Paulson took a cautious line on the meeting. “To adequately reform our system, we must make sure we fully understand the nature of the problem, which will not be possible until we are confident it is behind us.”
The White House won’t support a plan under which the International Monetary Fund would be responsible for devising a strategy to solve the problems, “unless member nations all see that they have a shared interest in a solution.”
Paulson said that the U.S. had a major role in the global crisis but wasn’t the only culprit.
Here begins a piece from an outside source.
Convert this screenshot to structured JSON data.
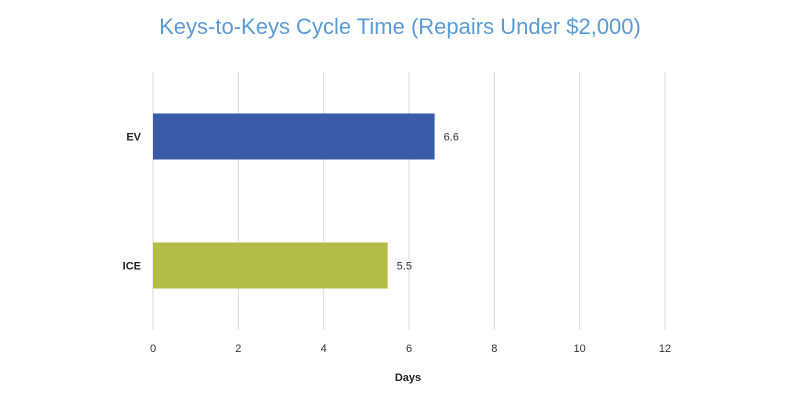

Global trade imbalances — the high U.S. deficit between imports and exports as well as matching surpluses in Asia — also played a role, along with Europe’s rigid structural regimes.
“Those excesses cannot be attributed to any single nation,” he remarked.
Figuring out oversight issues won’t be enough. “If we only address regulatory issues — as critical as they are — without addressing the global imbalances that fueled recent excesses, we will have missed an opportunity to dramatically improve the foundation for global markets and economic vitality going forward,” according to Paulson.